I don't think there is an obvious way to do it in Python. My best guess would be to use a recursive function like this one :

def empty(li):
    if li == []:
        return True
    else:
        return all((isinstance(sli, list) and empty(sli)) for sli in li)

Note that all only comes with Python >= 2.5, and that it will not handle infinitely recursive lists (for example, a = []; a.append(a) ).

Answer 6

A simple recursive check would be enough, and return as early as possible, we assume it input is not a list or contains non-lists it is not empty

def isEmpty(alist):
    try:
        for a in alist:
            if not isEmpty(a):
                return False
    except:
        # we will reach here if alist is not a iterator/list
        return False

    return True

alist = []
blist = [alist]               # [[]]
clist = [alist, alist, alist] # [[], [], []]
dlist = [blist]               # [[[]]]
elist = [1, isEmpty, dlist]

if isEmpty(alist): 
    print "alist is empty"

if isEmpty(dlist): 
    print "dlist is empty"

if not isEmpty(elist): 
    print "elist is not empty"

You can further improve it to check for recursive list or no list objects, or may be empty dicts etc.

Answer 7

def isEmpty(a):
    return all(map(isEmpty,a)) if isinstance(a, list) else False

Simply.

Answer 8

If you want to check if the nested list has no item in it, you can use a Depth First Search (DFS) traversing method like this

def is_list_empty(values: list):
    
    if len(values) == 0:
        return True

    res = []
    for val in values:
        if isinstance(val, list):
            res.append(is_list_empty(val))
        else:
            res.append(False)
    
    return all(res)

v_list = [ [], [[1, 2], [], []], []]
is_list_empty(v_list)  # False, as there are two times in it.
v_list = [ [], [[], [], []], []]
is_list_empty(v_list)  # True, in fact ther is no item in it.

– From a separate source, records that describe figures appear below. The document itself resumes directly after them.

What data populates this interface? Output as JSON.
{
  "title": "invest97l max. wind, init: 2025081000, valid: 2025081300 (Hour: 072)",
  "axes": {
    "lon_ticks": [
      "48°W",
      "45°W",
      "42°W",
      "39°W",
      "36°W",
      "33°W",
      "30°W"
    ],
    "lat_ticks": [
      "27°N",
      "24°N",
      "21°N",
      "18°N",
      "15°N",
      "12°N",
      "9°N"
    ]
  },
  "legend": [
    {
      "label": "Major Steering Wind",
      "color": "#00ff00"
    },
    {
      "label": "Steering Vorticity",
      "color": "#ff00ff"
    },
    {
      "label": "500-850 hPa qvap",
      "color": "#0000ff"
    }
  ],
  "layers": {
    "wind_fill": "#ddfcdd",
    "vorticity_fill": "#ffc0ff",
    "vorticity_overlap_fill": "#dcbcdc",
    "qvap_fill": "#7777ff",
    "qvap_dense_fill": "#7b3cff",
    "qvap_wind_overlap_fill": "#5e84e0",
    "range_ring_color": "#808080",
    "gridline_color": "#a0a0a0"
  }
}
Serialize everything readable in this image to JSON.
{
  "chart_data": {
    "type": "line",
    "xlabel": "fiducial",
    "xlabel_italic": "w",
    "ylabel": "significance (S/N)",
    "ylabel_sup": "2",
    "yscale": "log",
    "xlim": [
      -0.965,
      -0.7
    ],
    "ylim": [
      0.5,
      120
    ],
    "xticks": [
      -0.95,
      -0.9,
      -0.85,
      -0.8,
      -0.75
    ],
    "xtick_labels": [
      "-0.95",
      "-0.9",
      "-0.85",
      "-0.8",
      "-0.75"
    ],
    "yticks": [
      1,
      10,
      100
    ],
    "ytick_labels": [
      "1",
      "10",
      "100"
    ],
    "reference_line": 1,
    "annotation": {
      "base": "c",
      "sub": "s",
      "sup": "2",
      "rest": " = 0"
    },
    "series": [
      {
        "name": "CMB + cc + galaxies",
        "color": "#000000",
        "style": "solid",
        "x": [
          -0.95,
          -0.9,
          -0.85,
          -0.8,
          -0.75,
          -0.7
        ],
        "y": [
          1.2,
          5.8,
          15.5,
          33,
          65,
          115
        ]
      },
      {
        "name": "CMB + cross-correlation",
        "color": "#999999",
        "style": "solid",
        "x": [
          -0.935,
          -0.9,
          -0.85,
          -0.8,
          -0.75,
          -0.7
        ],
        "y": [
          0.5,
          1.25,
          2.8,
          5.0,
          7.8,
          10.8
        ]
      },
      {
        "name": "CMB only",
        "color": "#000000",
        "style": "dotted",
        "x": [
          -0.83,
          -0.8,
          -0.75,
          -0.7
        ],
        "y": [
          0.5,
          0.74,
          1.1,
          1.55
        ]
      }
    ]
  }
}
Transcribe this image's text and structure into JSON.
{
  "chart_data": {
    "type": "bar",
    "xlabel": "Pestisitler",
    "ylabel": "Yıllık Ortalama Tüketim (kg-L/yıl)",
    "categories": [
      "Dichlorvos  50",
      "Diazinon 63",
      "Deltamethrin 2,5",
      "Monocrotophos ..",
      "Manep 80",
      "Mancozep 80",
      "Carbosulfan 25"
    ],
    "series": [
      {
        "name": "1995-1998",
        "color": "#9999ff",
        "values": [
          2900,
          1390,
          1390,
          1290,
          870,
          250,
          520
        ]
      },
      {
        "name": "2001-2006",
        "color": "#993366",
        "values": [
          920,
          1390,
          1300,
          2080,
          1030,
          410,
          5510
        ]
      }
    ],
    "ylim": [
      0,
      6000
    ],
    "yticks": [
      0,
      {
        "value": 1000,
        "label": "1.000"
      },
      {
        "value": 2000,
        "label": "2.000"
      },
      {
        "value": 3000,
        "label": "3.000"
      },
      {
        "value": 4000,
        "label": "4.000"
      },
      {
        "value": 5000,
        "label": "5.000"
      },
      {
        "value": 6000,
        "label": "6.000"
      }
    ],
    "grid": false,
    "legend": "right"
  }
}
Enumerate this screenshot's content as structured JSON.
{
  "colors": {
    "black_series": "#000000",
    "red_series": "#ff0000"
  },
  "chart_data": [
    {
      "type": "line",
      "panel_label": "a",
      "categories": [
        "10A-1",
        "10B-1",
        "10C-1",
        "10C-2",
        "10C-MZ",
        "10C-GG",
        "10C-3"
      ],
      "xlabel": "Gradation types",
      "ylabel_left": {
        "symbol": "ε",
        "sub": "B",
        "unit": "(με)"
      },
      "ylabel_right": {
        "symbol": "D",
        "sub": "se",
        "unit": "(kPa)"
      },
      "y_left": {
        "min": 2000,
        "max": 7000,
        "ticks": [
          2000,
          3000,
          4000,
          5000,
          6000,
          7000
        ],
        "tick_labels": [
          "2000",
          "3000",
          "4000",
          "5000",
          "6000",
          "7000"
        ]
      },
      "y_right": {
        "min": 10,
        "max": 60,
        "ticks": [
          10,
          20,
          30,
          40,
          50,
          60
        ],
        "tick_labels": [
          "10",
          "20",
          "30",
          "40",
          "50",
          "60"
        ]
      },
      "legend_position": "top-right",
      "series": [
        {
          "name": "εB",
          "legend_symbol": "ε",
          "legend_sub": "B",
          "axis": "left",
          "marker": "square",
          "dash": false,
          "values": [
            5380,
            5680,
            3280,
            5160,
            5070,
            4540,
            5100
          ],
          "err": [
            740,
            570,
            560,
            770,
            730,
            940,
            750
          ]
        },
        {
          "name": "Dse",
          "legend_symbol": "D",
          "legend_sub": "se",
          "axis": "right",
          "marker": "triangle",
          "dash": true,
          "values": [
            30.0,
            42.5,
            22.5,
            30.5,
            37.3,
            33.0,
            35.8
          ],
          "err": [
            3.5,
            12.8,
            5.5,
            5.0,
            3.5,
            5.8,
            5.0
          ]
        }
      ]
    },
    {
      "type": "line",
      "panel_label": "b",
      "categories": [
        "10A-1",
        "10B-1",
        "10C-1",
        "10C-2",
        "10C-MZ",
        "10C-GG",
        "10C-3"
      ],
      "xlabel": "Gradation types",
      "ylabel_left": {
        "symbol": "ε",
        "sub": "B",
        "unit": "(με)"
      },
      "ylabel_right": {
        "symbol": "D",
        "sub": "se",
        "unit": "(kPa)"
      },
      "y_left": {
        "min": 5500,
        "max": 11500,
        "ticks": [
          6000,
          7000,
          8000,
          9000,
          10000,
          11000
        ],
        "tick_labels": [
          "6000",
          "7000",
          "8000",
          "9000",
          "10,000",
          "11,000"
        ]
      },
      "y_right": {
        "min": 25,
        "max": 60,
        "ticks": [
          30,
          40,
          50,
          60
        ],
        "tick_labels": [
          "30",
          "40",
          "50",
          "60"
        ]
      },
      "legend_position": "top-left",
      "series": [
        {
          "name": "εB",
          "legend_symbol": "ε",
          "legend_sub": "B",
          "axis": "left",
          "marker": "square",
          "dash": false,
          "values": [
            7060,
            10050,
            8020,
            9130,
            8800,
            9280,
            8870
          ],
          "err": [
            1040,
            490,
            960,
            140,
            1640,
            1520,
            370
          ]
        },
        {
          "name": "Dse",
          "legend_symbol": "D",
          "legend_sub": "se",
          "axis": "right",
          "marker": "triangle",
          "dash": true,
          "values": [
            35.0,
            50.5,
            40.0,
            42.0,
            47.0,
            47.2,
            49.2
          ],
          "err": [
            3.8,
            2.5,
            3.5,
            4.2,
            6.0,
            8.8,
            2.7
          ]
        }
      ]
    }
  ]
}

This is similar to @AshwinNanjappa's answer but it is easier to understand.

Answer 9

It is possible to check if a list of lists is empty or not by using len function to check if the list's length equal to zero or not, then use any to give True if there is any True (There is at least one empty sublist), as shown:

def empty(lis):
    # True if there is an empty sublist
    x = [True for i in lis if len(i) == 0]
    # any function will return True if at least there is one True in x
    if any(x):
        print("There is an empty sublist!!")
    else:
        print("There is no any empty sublist")
        
lis = [[1,2,3],[3],[2]]
empty(lis)
# The output is: There is no any empty sublist
lis2 = [[1,2,3],[],[]]
empty(lis2)
# The output is: There is an empty sublist!!